TEKEL işçisi direnişi sürdürüyor. Ekmeği, geleceği, onuru için direniyor.
TEKEL işçisinin direnişi çocuğunu nasıl okutacağını kara kara düşünen, okula gönderirken cebine harçlık koyamayan velinin, hastanede tedavi olamayan hastanın, güvencesiz çalışan milyonlarca emekçinin, şimdi güvenceli olsa bile hakları her gün budanan milyonların, milyonlarca işsizin, borç içindeki esnafın, toprağını ekemeyen, ektiğinden kazanamayan çiftçinin, öğrencinin, bütün bir halkın direnişidir.

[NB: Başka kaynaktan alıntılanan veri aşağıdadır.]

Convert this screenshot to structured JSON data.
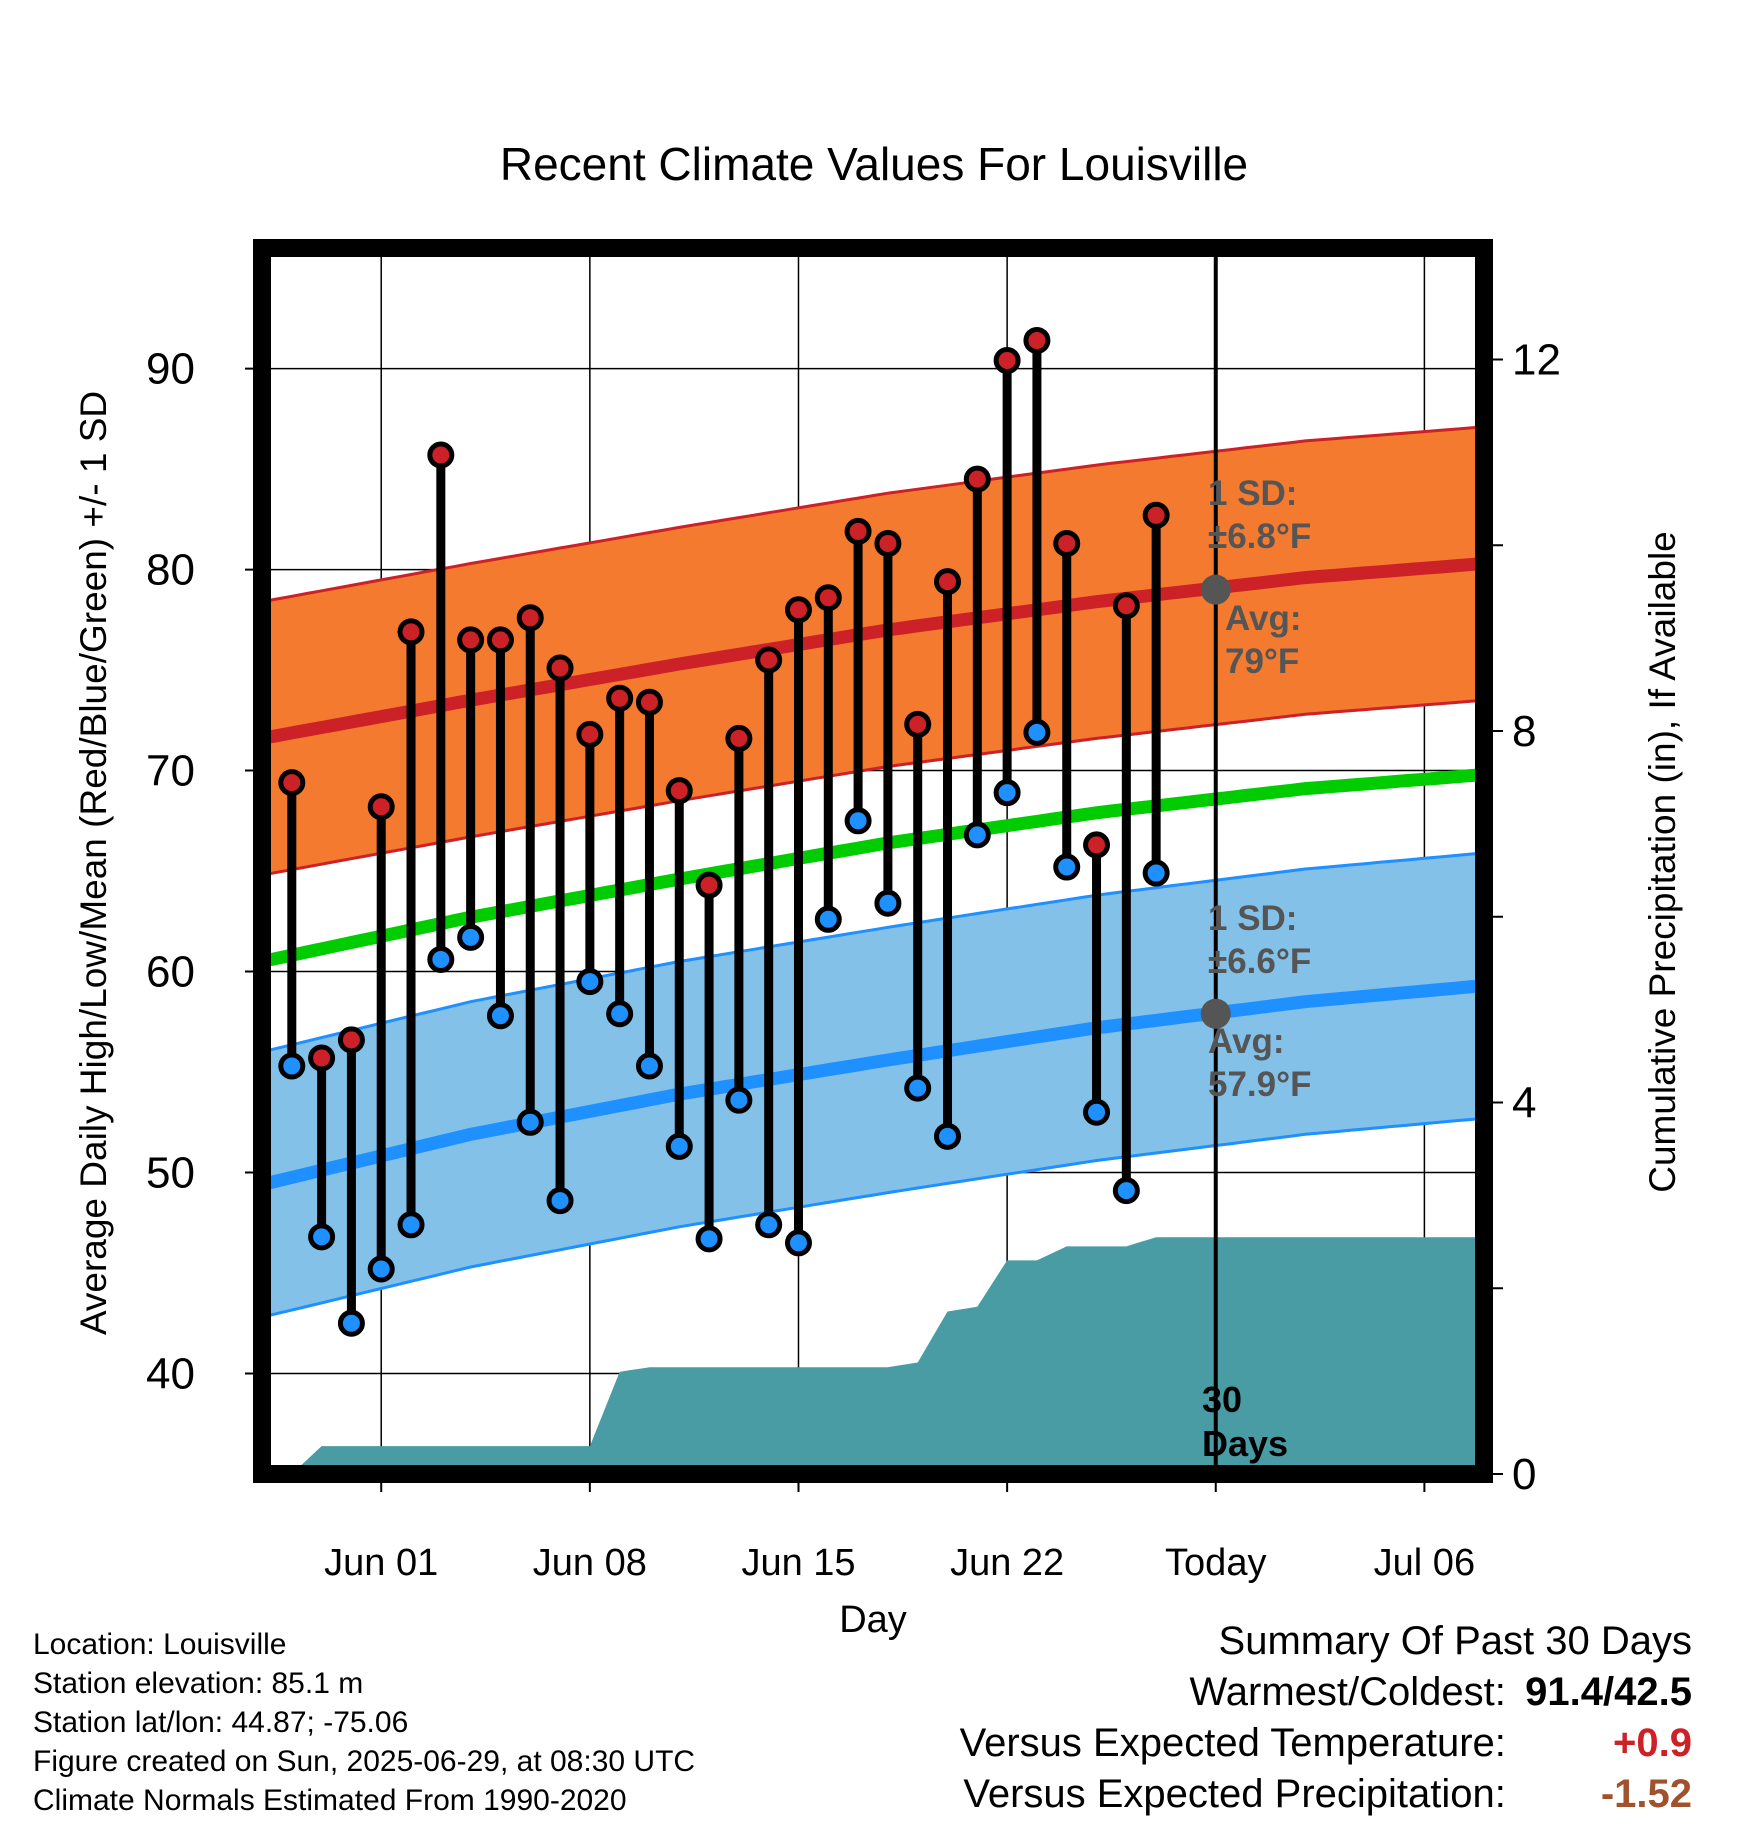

Başbakan bu yüzden direnişten nefretle söz ediyor, amacın hak aramak olmadığını söylüyor. “Kusura bakmasınlar bu ülkenin sahipleri var, bu ülke yolgeçen hanı değil” diyor Ve işçiyi tehdit etmekten geri durmuyor “bu ay sonuna kadar sabredeceğiz” diyor. Oysa herkes biliyor ki bu ülkenin sahipleri sermaye sahibi patronlar ve onun temsilcisi olan AKP ve başbakan değil, emekçilerdir, halktır yani TEKEL işçisidir. AKP halk düşmanlığını bir kez daha tescillemiştir.

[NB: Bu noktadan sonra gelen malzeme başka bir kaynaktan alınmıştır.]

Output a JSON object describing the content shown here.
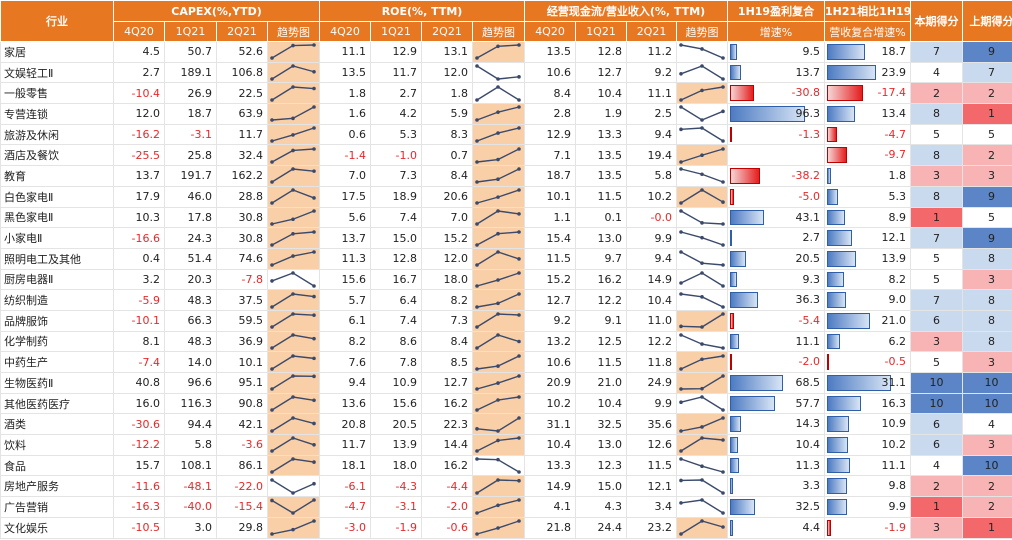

AKP Hükümeti halktan korkuyor. Yüz binlerce 4 C’linin yakasına yapışmasından korkuyor. Önümüzdeki dönem 4 C statüsüne geçireceği emekçilerin direnişinden korkuyor. Haklarını söke söke alan emekçinin halka örnek olmasından korkuyor. Çalışma bakanı “Hadi TEKEL işçisini 4 C’li yapmadık, diğer 4 C’lilere ne diyeceğiz” diyerek itiraf ediyor.
Korkunun ecele faydası olmadığını göstermek boynumuzun borcudur.

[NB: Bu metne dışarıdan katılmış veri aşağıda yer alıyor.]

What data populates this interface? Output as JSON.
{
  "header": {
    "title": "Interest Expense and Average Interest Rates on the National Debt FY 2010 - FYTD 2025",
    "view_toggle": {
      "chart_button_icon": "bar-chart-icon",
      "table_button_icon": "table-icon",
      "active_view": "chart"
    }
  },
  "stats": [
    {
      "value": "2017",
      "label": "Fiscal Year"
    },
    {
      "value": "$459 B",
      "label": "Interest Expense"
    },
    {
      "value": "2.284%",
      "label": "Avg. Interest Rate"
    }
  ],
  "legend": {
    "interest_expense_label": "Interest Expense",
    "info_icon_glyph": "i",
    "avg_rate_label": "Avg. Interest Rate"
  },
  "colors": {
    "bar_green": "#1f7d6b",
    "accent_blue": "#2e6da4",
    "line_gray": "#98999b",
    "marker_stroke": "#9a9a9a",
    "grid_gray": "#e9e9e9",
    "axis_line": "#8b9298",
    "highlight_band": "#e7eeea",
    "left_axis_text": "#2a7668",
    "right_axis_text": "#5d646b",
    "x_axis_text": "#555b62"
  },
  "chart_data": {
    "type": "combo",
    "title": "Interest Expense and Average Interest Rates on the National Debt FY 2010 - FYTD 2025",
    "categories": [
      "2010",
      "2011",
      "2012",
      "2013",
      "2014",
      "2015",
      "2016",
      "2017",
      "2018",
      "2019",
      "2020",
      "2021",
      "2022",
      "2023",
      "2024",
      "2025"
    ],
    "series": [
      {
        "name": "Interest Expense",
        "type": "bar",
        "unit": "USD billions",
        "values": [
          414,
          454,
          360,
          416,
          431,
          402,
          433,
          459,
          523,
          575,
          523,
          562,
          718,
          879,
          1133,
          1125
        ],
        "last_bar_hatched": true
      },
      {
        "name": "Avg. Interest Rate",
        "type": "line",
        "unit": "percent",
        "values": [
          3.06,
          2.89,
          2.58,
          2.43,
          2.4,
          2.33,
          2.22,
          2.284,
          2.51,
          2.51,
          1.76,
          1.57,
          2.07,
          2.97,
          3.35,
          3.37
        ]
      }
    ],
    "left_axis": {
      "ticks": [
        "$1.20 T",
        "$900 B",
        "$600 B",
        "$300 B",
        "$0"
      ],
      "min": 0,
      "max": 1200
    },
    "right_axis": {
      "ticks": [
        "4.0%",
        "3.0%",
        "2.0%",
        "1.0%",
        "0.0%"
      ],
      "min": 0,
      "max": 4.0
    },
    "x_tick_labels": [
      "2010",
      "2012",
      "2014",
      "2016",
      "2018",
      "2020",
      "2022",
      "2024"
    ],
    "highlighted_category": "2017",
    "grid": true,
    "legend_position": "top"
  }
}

Gün TEKEL işçisinin direnişini büyütme günüdür, TEKEL olma günüdür. 4 Şubatta Genel Grev var. Genel grevi halk grevine çevirelim. Tekel işçisi kazanırsa tüm işçiler kazanacak, halk kazanacak.
Haydi genel greve haydi halk grevine, haydi halkın gücünü göstermeye.